Advice for dark sounding Pro-Ject Turntable

heavypettying

Novice Member
Hello,

I've recently upgraded my system from to some dali menuet speakers and a (second hand) roksan kandy amp. Streaming music from spotify (highest quality) gives me a good sound. However, I mostly listen to vinyl, and I'm using my old Pro-Ject debut ii turntable. I have noticed when A/B-ing tracks from spotify to turntable that there is a pronounced difference. The Pro-Ject certaily sounds warmer, which I like, but there is a distinct lack of treble and high end. Records sound muddy in comparison. I was hoping for some advice on the issue. It is worth saying that I thought the issue may have been a worn cartridge, so I have just fitted a new ortofon 5e and that hasn't recified the problem.

Is it possible that the mis match between the budget Pro-Ject and more mid range amp / speakers is showing up the limitaions of the turntable?

Maybe now I have a decent amp and speakers, they are actually showing up the limitations in poorly pressed vinyl?

Are there any adjusments I can make to the turntable?

Is it worth considering a new deck? If so, I hear the Rega's come highly recomended?

Any advice would be greatly appreciated.

Thanks

Paul
 

BlueWizard

Distinguished Member
First, though I'm not there to know for sure, don't mistake difference volume levels for different sound quality. I have a DVD that I use for a CD Player, and it has substantially higher output than my turntable. Ultimately I had to add Attenuators to make the levels the same.

Next, what you are you using for a Phono Equalization Pre-Amp? Does the turntable have a pre-amp built in? Does the Amp have a PHONO Input? Are you sure you are only using ONE Phono Pre-Amp?

Phono Equalization boost the bass and softens the highs, the opposite of what happens when the record is cut. If you have DOUBLE Phono Pre-Amps it is going to be very much out of balance.

Check your Tracking Weight and makes sure it is consistent with the new cartridge. Check the Anti-Skate to make sure it is set properly. Makes sure the turntable is dead level.

Of course, I also can't know the condition of your Vinyl. That's something you will have to evaluate. If the records are excessively worn, that could potentially be an explanation.

Hopefully other will have more ideas.

Steve/bluewizard
 

heavypettying

Novice Member
Thanks for you input on this Steve. I've been testing new records, to try and eliminate poor pressings etc.

I decided to test test the phono stage in the amp. So I plugged the turntable into my NAD phono amp and plugged that into the line in on the amp. Problem solved. Zero muddiness and plenty of clean highs. This must mean that the phono stage on the Roksan amp is either rubbish or broken?
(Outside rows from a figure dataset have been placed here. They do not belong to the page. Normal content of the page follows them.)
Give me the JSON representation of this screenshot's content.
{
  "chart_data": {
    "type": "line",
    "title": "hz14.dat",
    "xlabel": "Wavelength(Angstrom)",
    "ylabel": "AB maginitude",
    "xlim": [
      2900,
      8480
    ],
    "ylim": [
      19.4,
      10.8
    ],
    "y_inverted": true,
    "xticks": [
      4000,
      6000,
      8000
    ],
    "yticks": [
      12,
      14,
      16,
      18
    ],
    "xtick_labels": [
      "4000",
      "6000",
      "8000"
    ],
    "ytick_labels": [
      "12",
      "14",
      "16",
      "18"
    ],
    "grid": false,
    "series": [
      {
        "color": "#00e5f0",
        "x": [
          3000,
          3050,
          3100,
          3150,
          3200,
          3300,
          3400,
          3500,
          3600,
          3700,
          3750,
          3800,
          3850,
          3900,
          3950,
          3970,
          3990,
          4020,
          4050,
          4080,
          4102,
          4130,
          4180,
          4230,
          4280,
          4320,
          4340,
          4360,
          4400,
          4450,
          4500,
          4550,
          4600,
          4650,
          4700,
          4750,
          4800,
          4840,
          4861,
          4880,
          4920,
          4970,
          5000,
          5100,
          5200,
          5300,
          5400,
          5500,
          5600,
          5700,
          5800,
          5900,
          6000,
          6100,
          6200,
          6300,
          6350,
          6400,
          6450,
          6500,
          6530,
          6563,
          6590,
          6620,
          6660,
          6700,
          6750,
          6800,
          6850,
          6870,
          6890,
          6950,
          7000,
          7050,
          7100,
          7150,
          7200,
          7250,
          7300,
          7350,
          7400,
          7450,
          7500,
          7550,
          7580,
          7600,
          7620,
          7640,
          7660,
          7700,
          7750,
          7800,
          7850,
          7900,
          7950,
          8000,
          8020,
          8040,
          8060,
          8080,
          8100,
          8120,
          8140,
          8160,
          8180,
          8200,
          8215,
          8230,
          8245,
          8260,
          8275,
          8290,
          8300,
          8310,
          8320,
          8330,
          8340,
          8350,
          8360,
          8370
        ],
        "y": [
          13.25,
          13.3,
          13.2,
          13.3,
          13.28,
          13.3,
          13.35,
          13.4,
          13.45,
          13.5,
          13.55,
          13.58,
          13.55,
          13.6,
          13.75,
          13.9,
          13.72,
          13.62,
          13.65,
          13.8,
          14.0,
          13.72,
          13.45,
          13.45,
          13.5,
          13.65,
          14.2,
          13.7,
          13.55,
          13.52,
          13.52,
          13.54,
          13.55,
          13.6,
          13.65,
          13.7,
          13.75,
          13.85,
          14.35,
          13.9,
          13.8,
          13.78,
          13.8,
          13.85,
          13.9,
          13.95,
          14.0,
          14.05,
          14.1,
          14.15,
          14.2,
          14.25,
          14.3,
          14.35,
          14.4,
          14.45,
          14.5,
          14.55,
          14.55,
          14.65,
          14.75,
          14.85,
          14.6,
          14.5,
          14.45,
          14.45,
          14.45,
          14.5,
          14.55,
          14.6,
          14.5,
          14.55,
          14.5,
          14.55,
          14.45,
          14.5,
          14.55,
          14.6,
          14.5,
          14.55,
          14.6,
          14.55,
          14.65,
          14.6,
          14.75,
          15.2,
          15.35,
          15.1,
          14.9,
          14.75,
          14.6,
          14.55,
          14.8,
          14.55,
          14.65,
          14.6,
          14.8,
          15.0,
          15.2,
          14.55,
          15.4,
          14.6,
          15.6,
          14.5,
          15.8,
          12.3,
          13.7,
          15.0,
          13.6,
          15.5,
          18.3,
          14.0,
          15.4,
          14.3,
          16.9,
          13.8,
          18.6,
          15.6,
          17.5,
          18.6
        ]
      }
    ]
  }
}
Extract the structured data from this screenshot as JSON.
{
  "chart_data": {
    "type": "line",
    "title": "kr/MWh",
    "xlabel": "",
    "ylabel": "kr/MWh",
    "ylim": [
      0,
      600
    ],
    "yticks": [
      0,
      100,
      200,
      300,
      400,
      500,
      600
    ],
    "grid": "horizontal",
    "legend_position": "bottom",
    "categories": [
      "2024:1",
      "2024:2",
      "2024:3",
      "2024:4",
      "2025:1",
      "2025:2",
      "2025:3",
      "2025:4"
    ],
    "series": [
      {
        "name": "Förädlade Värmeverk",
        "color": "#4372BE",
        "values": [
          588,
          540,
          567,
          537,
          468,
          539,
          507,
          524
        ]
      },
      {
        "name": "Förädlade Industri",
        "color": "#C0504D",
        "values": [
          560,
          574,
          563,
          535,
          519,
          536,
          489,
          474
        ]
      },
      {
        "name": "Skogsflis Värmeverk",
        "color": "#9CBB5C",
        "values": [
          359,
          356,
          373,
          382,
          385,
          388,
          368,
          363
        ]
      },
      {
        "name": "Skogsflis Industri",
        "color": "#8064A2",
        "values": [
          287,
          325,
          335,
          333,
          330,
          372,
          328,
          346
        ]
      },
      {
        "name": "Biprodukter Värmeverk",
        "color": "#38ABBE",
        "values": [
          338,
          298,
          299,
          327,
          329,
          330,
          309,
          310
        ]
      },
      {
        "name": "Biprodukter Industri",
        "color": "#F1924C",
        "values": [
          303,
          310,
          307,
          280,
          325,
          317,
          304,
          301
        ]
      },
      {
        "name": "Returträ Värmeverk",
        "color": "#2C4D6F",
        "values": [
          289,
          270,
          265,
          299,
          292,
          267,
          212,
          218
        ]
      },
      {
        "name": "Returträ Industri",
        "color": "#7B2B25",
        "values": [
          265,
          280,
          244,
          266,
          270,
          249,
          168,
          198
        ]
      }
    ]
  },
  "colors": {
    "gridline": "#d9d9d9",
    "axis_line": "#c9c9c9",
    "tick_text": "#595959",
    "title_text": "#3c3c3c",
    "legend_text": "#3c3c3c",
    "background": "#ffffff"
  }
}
Any thoughts?
 

DT79

Well-known Member
Thanks for you input on this Steve. I've been testing new records, to try and eliminate poor pressings etc.

I decided to test test the phono stage in the amp. So I plugged the turntable into my NAD phono amp and plugged that into the line in on the amp. Problem solved. Zero muddiness and plenty of clean highs. This must mean that the phono stage on the Roksan amp is either rubbish or broken? Any thoughts?
Built in phono stages can be pretty variable in quality, and are often just an afterthought, it’s not a surprising result.